A multiple of 45 is seventy-five percent higher than the 2015 to 2019 average benchmark of 25.8. So prudent investors should ask what would happen if StarTech’s P/E fell to 30, which is still 16% above the five-year norm. In that case, its market cap would fall from today’s $9.42 trillion to $8.37 trillion, or 11%. But investors would benefit from a shrinkage in shares outstanding courtesy of all the buybacks, which would cut the count by around 12%, although it’s important to note that newcomers Tesla and Netflix are floating more shares to expand their franchises. So the 11% drop in the valuation would leave investors with a 1% annual capital gain. The reason: Though the total market cap would be 11% lower, the price per share (because there’s 12% fewer of them), would still be 1% higher. Add the .32% dividend yield, and the total return would be just under 1.5%.
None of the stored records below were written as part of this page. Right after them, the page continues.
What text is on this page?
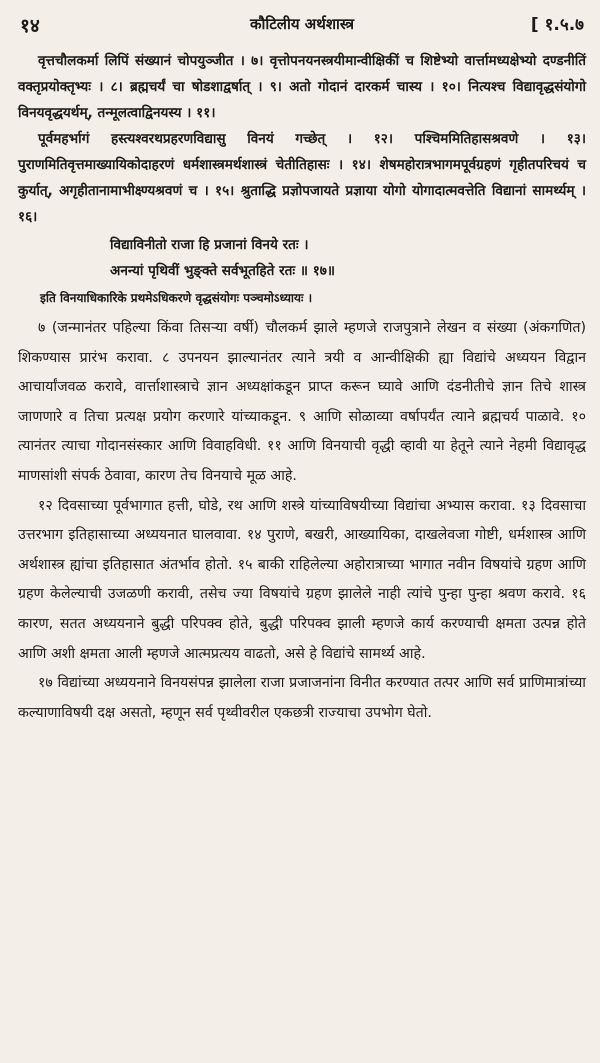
१४	कौटिलीय अर्थशास्त्र	[ १.५.७

वृत्तचौलकर्मा लिपिं संख्यानं चोपयुञ्जीत । ७। वृत्तोपनयनस्त्रयीमान्वीक्षिकीं च शिष्टेभ्यो वार्त्तामध्यक्षेभ्यो दण्डनीतिं वक्तृप्रयोक्तृभ्यः । ८। ब्रह्मचर्यं चा षोडशाद्वर्षात् । ९। अतो गोदानं दारकर्म चास्य । १०। नित्यश्च विद्यावृद्धसंयोगो विनयवृद्धयर्थम्, तन्मूलत्वाद्विनयस्य । ११।

पूर्वमहर्भागं हस्त्यश्वरथप्रहरणविद्यासु विनयं गच्छेत् । १२। पश्चिममितिहासश्रवणे । १३। पुराणमितिवृत्तमाख्यायिकोदाहरणं धर्मशास्त्रमर्थशास्त्रं चेतीतिहासः । १४। शेषमहोरात्रभागमपूर्वग्रहणं गृहीतपरिचयं च कुर्यात्, अगृहीतानामाभीक्ष्ण्यश्रवणं च । १५। श्रुताद्धि प्रज्ञोपजायते प्रज्ञाया योगो योगादात्मवत्तेति विद्यानां सामर्थ्यम् । १६।

विद्याविनीतो राजा हि प्रजानां विनये रतः ।
अनन्यां पृथिवीं भुङ्क्ते सर्वभूतहिते रतः ॥ १७॥
इति विनयाधिकारिके प्रथमेऽधिकरणे वृद्धसंयोगः पञ्चमोऽध्यायः ।

७ (जन्मानंतर पहिल्या किंवा तिसऱ्या वर्षी) चौलकर्म झाले म्हणजे राजपुत्राने लेखन व संख्या (अंकगणित) शिकण्यास प्रारंभ करावा. ८ उपनयन झाल्यानंतर त्याने त्रयी व आन्वीक्षिकी ह्या विद्यांचे अध्ययन विद्वान आचार्यांजवळ करावे, वार्त्ताशास्त्राचे ज्ञान अध्यक्षांकडून प्राप्त करून घ्यावे आणि दंडनीतीचे ज्ञान तिचे शास्त्र जाणणारे व तिचा प्रत्यक्ष प्रयोग करणारे यांच्याकडून. ९ आणि सोळाव्या वर्षापर्यंत त्याने ब्रह्मचर्य पाळावे. १० त्यानंतर त्याचा गोदानसंस्कार आणि विवाहविधी. ११ आणि विनयाची वृद्धी व्हावी या हेतूने त्याने नेहमी विद्यावृद्ध माणसांशी संपर्क ठेवावा, कारण तेच विनयाचे मूळ आहे.

१२ दिवसाच्या पूर्वभागात हत्ती, घोडे, रथ आणि शस्त्रे यांच्याविषयीच्या विद्यांचा अभ्यास करावा. १३ दिवसाचा उत्तरभाग इतिहासाच्या अध्ययनात घालवावा. १४ पुराणे, बखरी, आख्यायिका, दाखलेवजा गोष्टी, धर्मशास्त्र आणि अर्थशास्त्र ह्यांचा इतिहासात अंतर्भाव होतो. १५ बाकी राहिलेल्या अहोरात्राच्या भागात नवीन विषयांचे ग्रहण आणि ग्रहण केलेल्याची उजळणी करावी, तसेच ज्या विषयांचे ग्रहण झालेले नाही त्यांचे पुन्हा पुन्हा श्रवण करावे. १६ कारण, सतत अध्ययनाने बुद्धी परिपक्व होते, बुद्धी परिपक्व झाली म्हणजे कार्य करण्याची क्षमता उत्पन्न होते आणि अशी क्षमता आली म्हणजे आत्मप्रत्यय वाढतो, असे हे विद्यांचे सामर्थ्य आहे.

१७ विद्यांच्या अध्ययनाने विनयसंपन्न झालेला राजा प्रजाजनांना विनीत करण्यात तत्पर आणि सर्व प्राणिमात्रांच्या कल्याणाविषयी दक्ष असतो, म्हणून सर्व पृथ्वीवरील एकछत्री राज्याचा उपभोग घेतो.
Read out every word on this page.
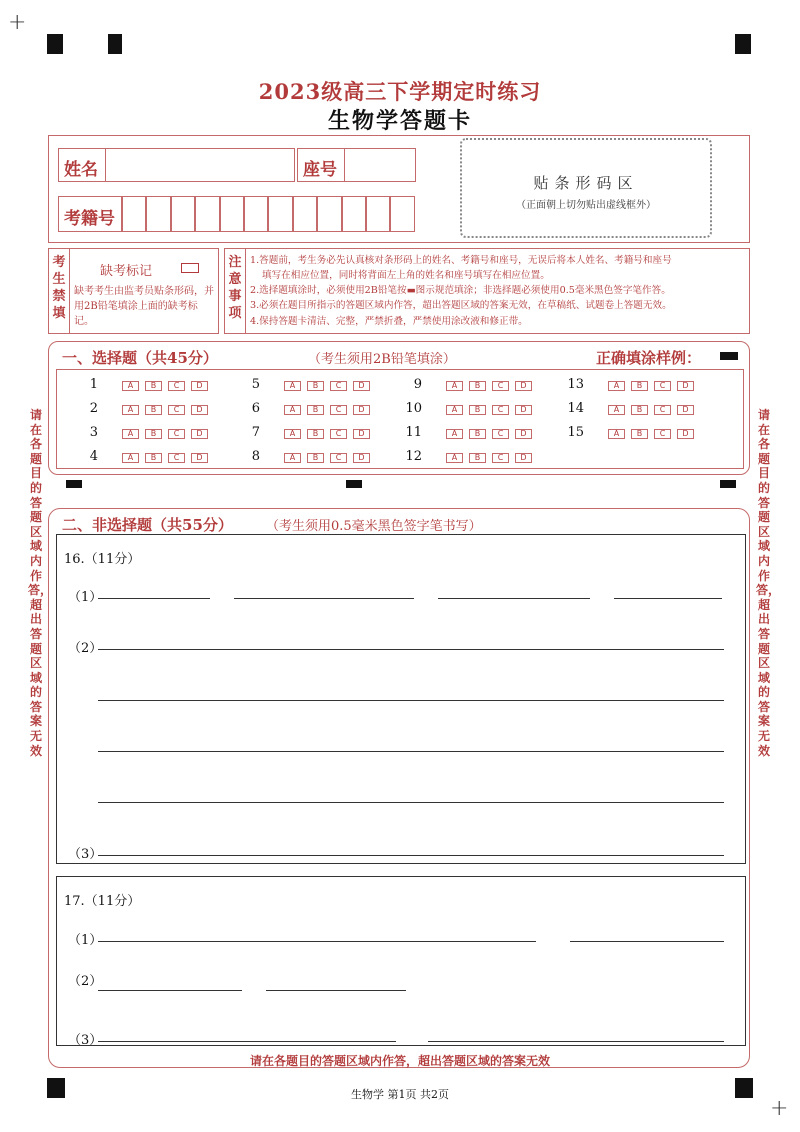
+
+
2023级高三下学期定时练习
生物学答题卡
姓名	座号
考籍号
贴条形码区
（正面朝上切勿贴出虚线框外）
考生禁填
缺考标记
缺考考生由监考员贴条形码，并用2B铅笔填涂上面的缺考标记。
注意事项
1.答题前，考生务必先认真核对条形码上的姓名、考籍号和座号，无误后将本人姓名、考籍号和座号
填写在相应位置，同时将背面左上角的姓名和座号填写在相应位置。
2.选择题填涂时，必须使用2B铅笔按▬图示规范填涂；非选择题必须使用0.5毫米黑色签字笔作答。
3.必须在题目所指示的答题区域内作答，超出答题区域的答案无效，在草稿纸、试题卷上答题无效。
4.保持答题卡清洁、完整，严禁折叠，严禁使用涂改液和修正带。
请在各题目的答题区域内作答，超出答题区域的答案无效
请在各题目的答题区域内作答，超出答题区域的答案无效
一、选择题（共45分）	（考生须用2B铅笔填涂）	正确填涂样例：
1	A	B	C	D
2	A	B	C	D
3	A	B	C	D
4	A	B	C	D
5	A	B	C	D
6	A	B	C	D
7	A	B	C	D
8	A	B	C	D
9	A	B	C	D
10	A	B	C	D
11	A	B	C	D
12	A	B	C	D
13	A	B	C	D
14	A	B	C	D
15	A	B	C	D
二、非选择题（共55分）	（考生须用0.5毫米黑色签字笔书写）
16.（11分）
（1）
（2）
（3）
17.（11分）
（1）
（2）
（3）
请在各题目的答题区域内作答，超出答题区域的答案无效
生物学 第1页 共2页
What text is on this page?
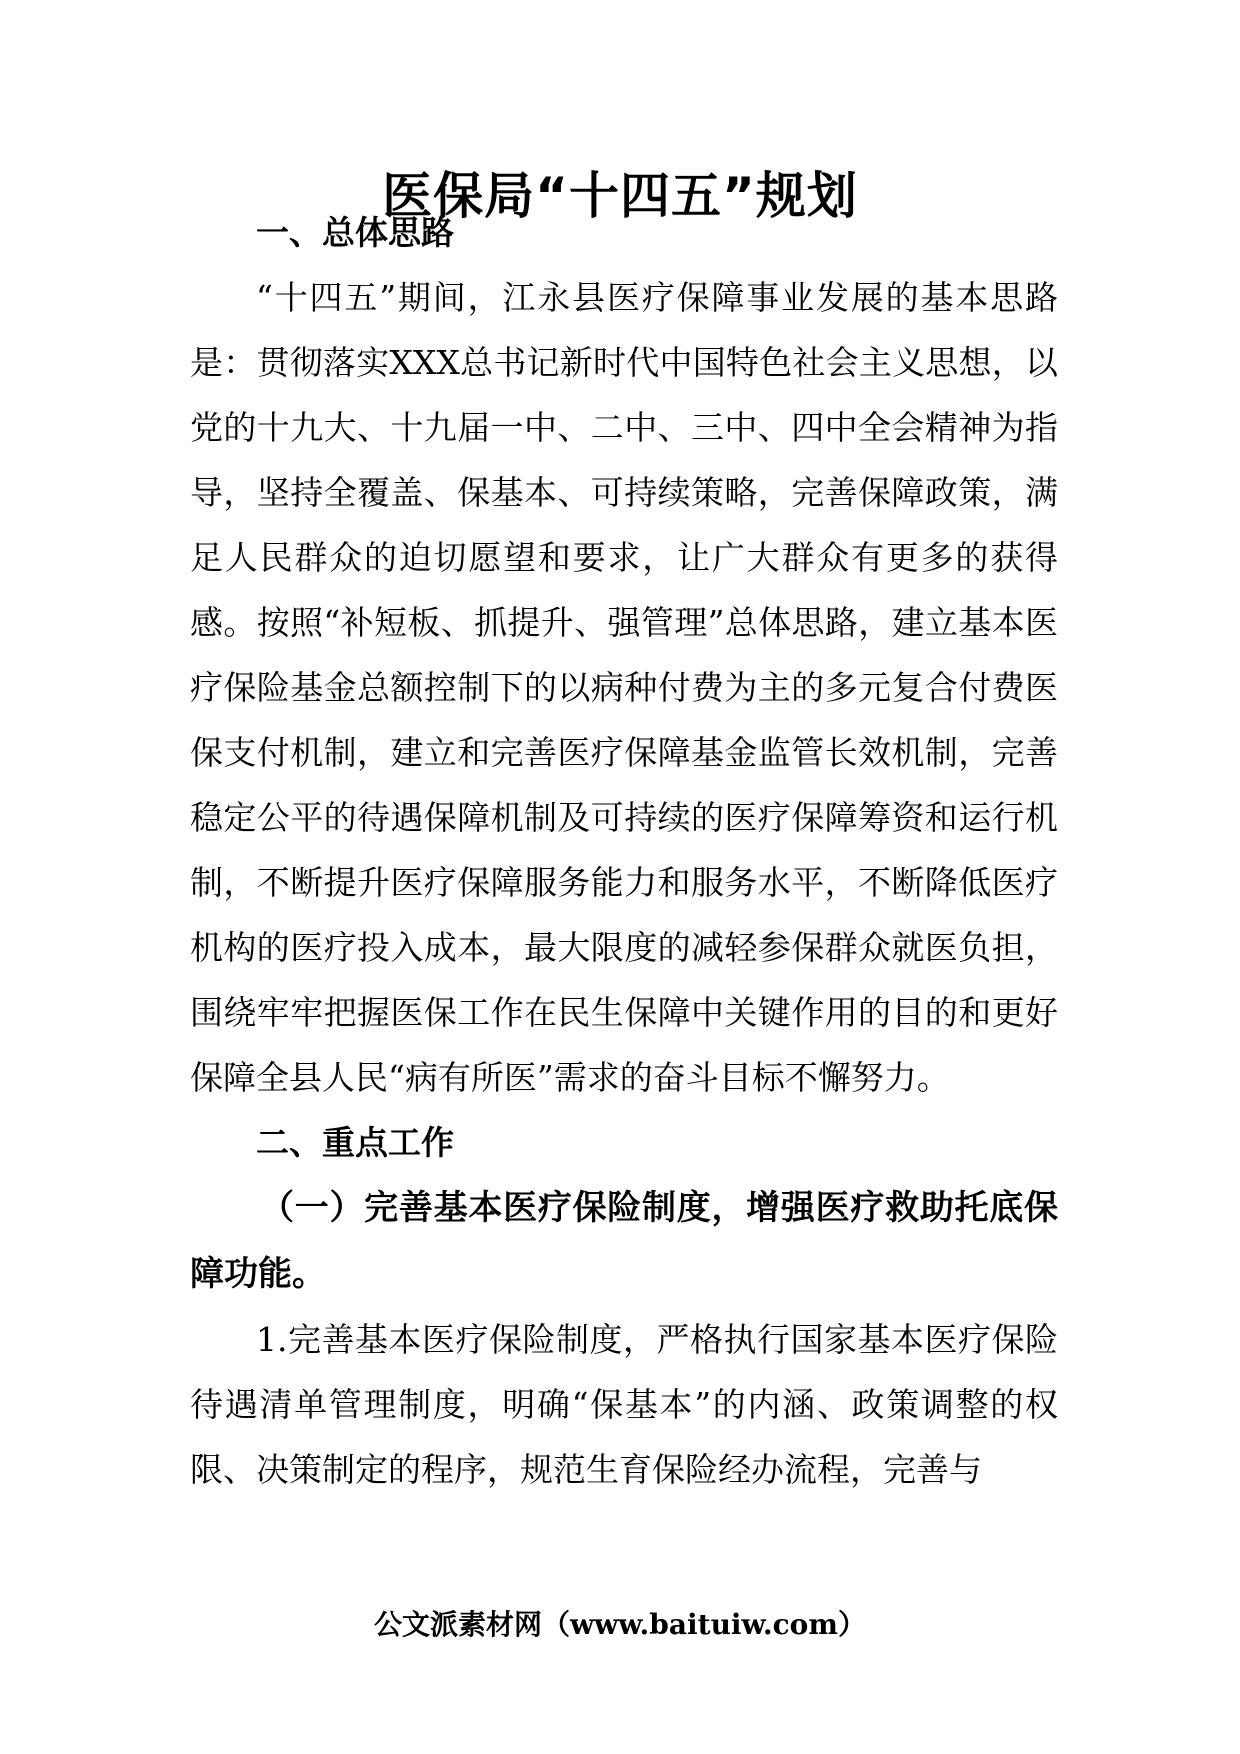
医保局“十四五”规划
一、总体思路

“十四五”期间，江永县医疗保障事业发展的基本思路是：贯彻落实XXX总书记新时代中国特色社会主义思想，以党的十九大、十九届一中、二中、三中、四中全会精神为指导，坚持全覆盖、保基本、可持续策略，完善保障政策，满足人民群众的迫切愿望和要求，让广大群众有更多的获得感。按照“补短板、抓提升、强管理”总体思路，建立基本医疗保险基金总额控制下的以病种付费为主的多元复合付费医保支付机制，建立和完善医疗保障基金监管长效机制，完善稳定公平的待遇保障机制及可持续的医疗保障筹资和运行机制，不断提升医疗保障服务能力和服务水平，不断降低医疗机构的医疗投入成本，最大限度的减轻参保群众就医负担，围绕牢牢把握医保工作在民生保障中关键作用的目的和更好保障全县人民“病有所医”需求的奋斗目标不懈努力。

二、重点工作

（一）完善基本医疗保险制度，增强医疗救助托底保障功能。

1.完善基本医疗保险制度，严格执行国家基本医疗保险待遇清单管理制度，明确“保基本”的内涵、政策调整的权限、决策制定的程序，规范生育保险经办流程，完善与

公文派素材网（www.baituiw.com）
Those aren’t the sumptuous gains big tech partisans are counting on. A 1.5% return loses to inflation. If the P/E drops back to its mid-20s average, those potential returns would to go zero or turn negative.
Of course, one scenario could bail out StarTech, and maybe it’s the one the zealots are counting on. They’re placing gigantic expectations on newcomers Tesla, Nvidia, Netflix, Adobe, and PayPal, not to mention Amazon, a gang of five that’s selling at 114 times earnings. Few groups in stock market history have been accorded such great expectations. For StarTech to pay off, they’ll have to deliver not just big, but bigger than big. That’s the problem. What’s great about StarTech isn’t its performance. It’s the expectations.